The Sea of Memories – Pallers


This sort of music normally only makes up a small part of my listening pleasure but I am indebted to Erika working on behalf of Labrador Records in Sweden for bringing it to my attention.

Pallers are a couple of chaps from Sweden, Henrik Mårtensson and Johan Angergård, one with antecedents in the arena of ambient, trippy electronica and the other with a decidedly more poptastic bent, the combination of the two being clearly evident here. Rumour has it that they have so far shunned the limelight, preferring instead to inhabit cellars, basements and villas in various exotic sounding locations whirring and bleeping their way to this their debut album. Pallers, their chosen name, is in fact a suburb of their home town Åhus.

It’s probably terribly rude to highlight sonic references and I do so just to locate them as distinct to Dylan, Angels of Death Metal or Beyonce. The set sounds a bit Royksopp …a bit Lonely Dear … a bit Husky Rescue and a bit … plain gorgeous.

With a deep velvety, chocolate and caramel type sound, blissed Scandinavian vocals and plenty of synth driven melodies inhabiting a deep space echo place; here is luxurious chilled listening material. What hits you first is that vaguely Buddha Bar type chill production, the swirl of sound, a sense of fluidity and watery motion. But listen closer and the melodies come through, the songs wrapped up in this sumptuous and crafted envelope.

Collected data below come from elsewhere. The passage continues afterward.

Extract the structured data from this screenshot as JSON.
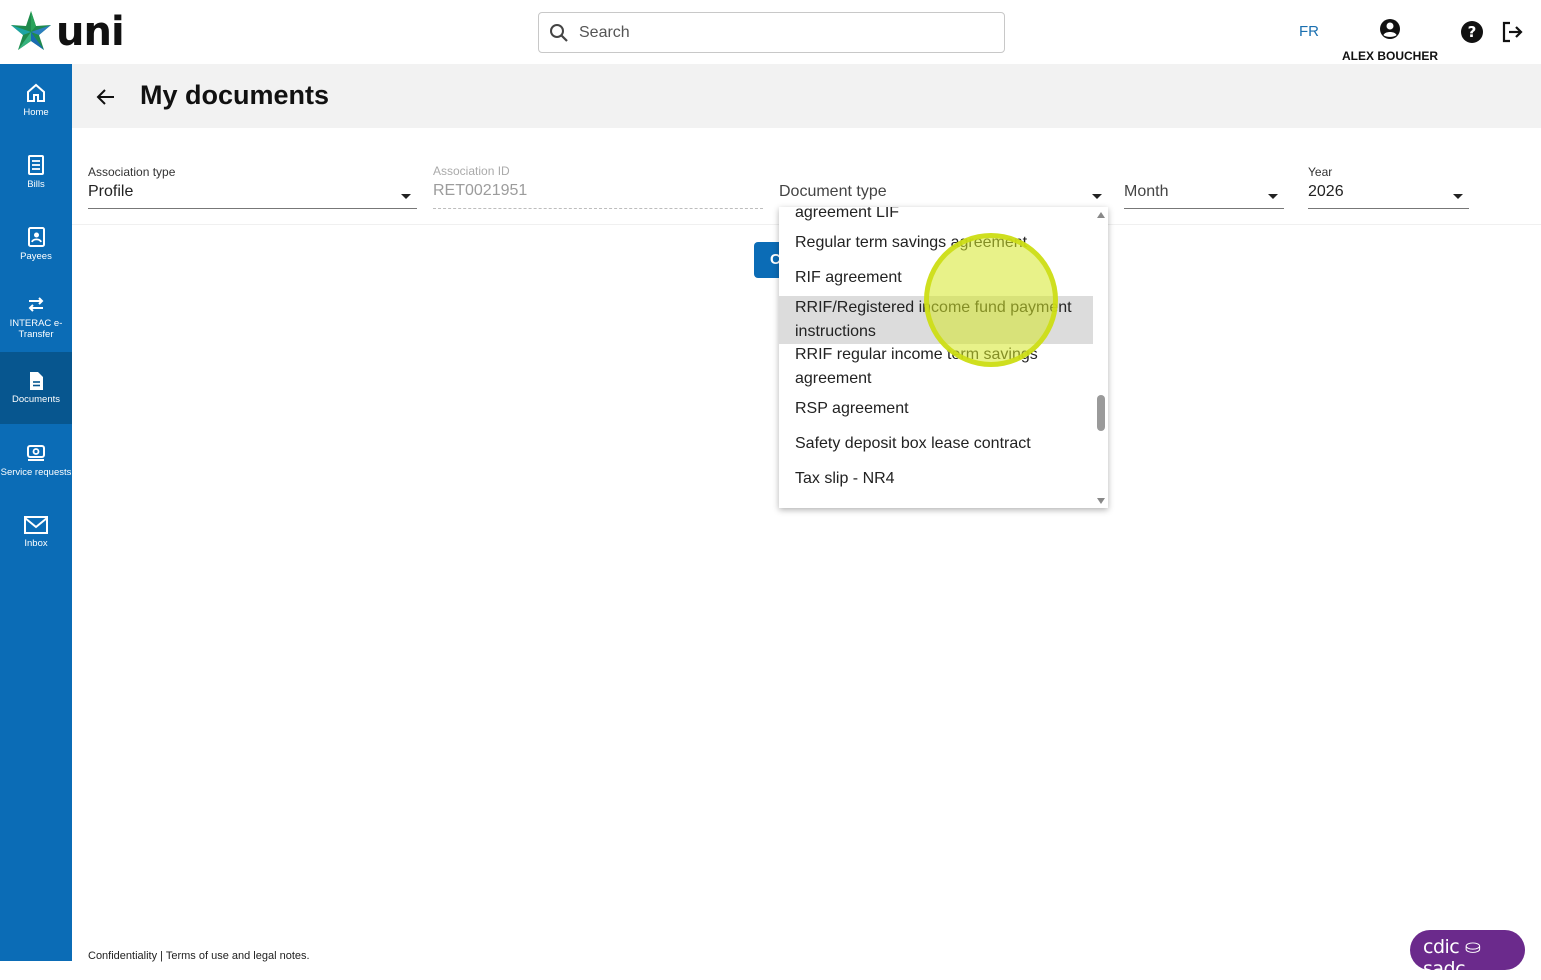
{
  "brand": {
    "name": "uni"
  },
  "search": {
    "placeholder": "Search"
  },
  "header": {
    "lang": "FR",
    "user_name": "ALEX BOUCHER"
  },
  "sidebar": {
    "items": [
      {
        "label": "Home",
        "icon": "home-icon"
      },
      {
        "label": "Bills",
        "icon": "bill-icon"
      },
      {
        "label": "Payees",
        "icon": "contacts-icon"
      },
      {
        "label": "INTERAC e-Transfer",
        "icon": "transfer-icon"
      },
      {
        "label": "Documents",
        "icon": "document-icon",
        "active": true
      },
      {
        "label": "Service requests",
        "icon": "service-icon"
      },
      {
        "label": "Inbox",
        "icon": "envelope-icon"
      }
    ]
  },
  "page": {
    "title": "My documents"
  },
  "filters": {
    "association_type": {
      "label": "Association type",
      "value": "Profile"
    },
    "association_id": {
      "label": "Association ID",
      "value": "RET0021951"
    },
    "document_type": {
      "label": "Document type"
    },
    "month": {
      "label": "Month"
    },
    "year": {
      "label": "Year",
      "value": "2026"
    }
  },
  "button": {
    "partial_label": "C"
  },
  "dropdown": {
    "items": [
      {
        "label": "agreement LIF"
      },
      {
        "label": "Regular term savings agreement"
      },
      {
        "label": "RIF agreement"
      },
      {
        "label": "RRIF/Registered income fund payment instructions",
        "highlighted": true
      },
      {
        "label": "RRIF regular income term savings agreement"
      },
      {
        "label": "RSP agreement"
      },
      {
        "label": "Safety deposit box lease contract"
      },
      {
        "label": "Tax slip - NR4"
      }
    ]
  },
  "footer": {
    "text": "Confidentiality | Terms of use and legal notes."
  },
  "badge": {
    "text": "cdic ⛀ sadc"
  },
  "colors": {
    "primary": "#0b6cb6",
    "sidebar_active": "#07568f",
    "cdic": "#6b2a8c",
    "cursor": "#d6e828"
  }
}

Already producer Youandewan has taken the track Come Rain, Come Sunshine, remixed and transformed (as in totally transformed) the track and made it a free DL on his Soundcloud page. There is slew of particularly strong tracks in the second half of the album: Years Go, Days Pass, Wired (although lyrics like “we had our chance once before, when we were younger” sound a little strange from a duo of such tender years , this is still one of my favourite tracks), Wicked with its delicious squelchy synth, introducing  for the first and only time a female vocal in the shape of Karolina Komstedt (she of Club-8 wherein also can be found Johan Angergård, not surprisingly Club-8 are also on Labrador Records). The album ends with the lovely Nights track, a little regular piano building the underlying and recurrent track with the languid vocal over the top brings the album to a suitably chilled and languorous end.